Gamechangers in Resilience is a series spotlighting the people rethinking how we prepare for disruption – not just with better tools, but with bolder questions.
In the world of technical resilience, most focus on uptime.
Adrian Hornsby focuses on what’s beneath it.
After a decade at AWS shaping how global teams approach chaos engineering and incident response, Adrian quietly stepped back – not to disconnect, but to redesign how he shows up. Now running his own consultancy, Resilium Labs, he helps organizations do what most don’t think to measure: build systems – and cultures – that bend without breaking.
In this conversation, Adrian unpacks what resilience really means, why some of the most powerful practices are invisible, and how the best teams don’t just bounce back — they get smarter, safer, and stronger over time.
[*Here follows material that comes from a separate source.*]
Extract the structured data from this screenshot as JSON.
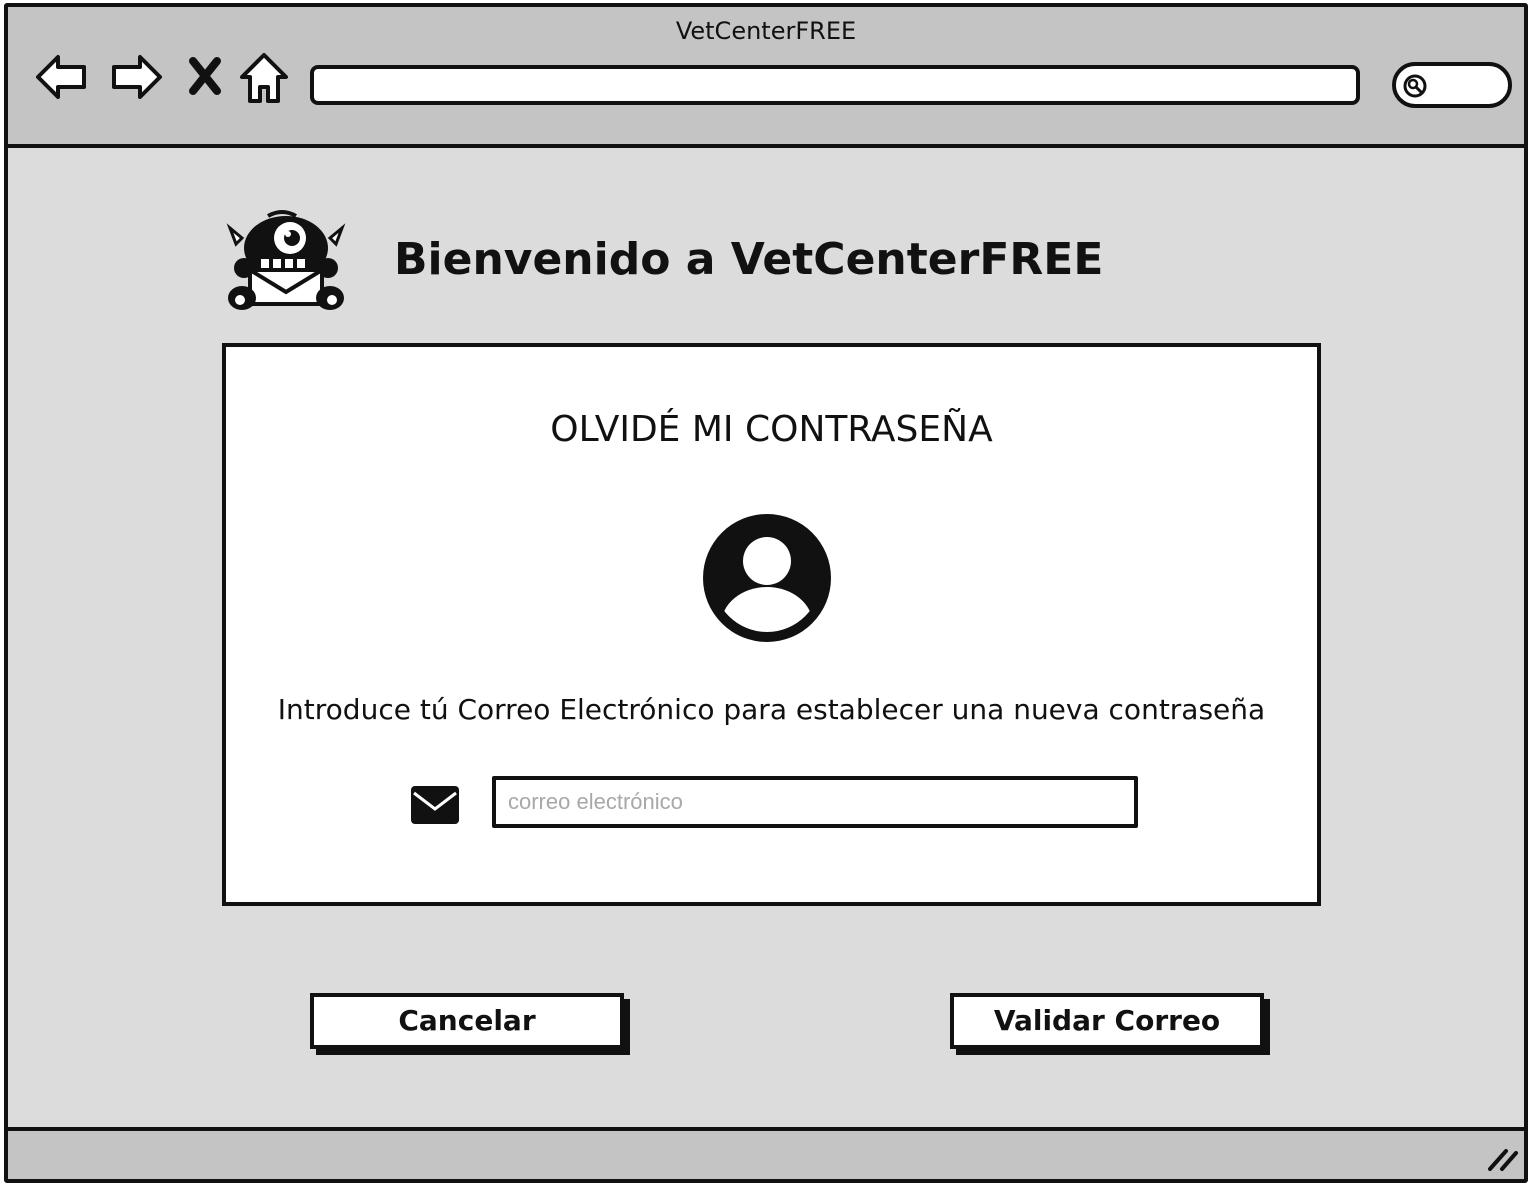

Q: What’s the most resilient system you’ve encountered outside of tech? What made it resilient?
Adrian: Outside of tech? Probably the human body. Since I live in Finland, I’ll use a very Finnish analogy.
As you probably already know, here in Finland, we love saunas. But we also love what might seem an insane practice to outsiders. We sit in 80-100°C saunas until we’re practically cooking, then run outside to plunge into ice-cold lakes. We actually cut holes in frozen lakes just for this purpose. And I love it 🙂
What’s interesting isn’t just that almost everybody can survive this temperature shock, but that our bodies actually get used to it and even become stronger from it. The first time you try avanto (ice swimming), it’s brutal. You can barely stand 10 seconds. The shock is just so intense. But with regular exposure, something magical happens. Your body adapts. Your circulation improves. Your cold tolerance builds. You literally become more resilient through controlled exposure to stress. This is remarkably similar to how chaos engineering works in systems. By deliberately exposing our systems to controlled failures, we help them adapt and become more resilient. What makes both systems resilient isn’t avoiding stress; it’s gradually adapting to it.
The best part? This kind of practice doesn’t just help you handle the specific stress you trained for. It generalizes and creates a general hardiness that helps you handle all kinds of unexpected challenges. That’s real resilience.
Q: What do most architecture reviews fail to review?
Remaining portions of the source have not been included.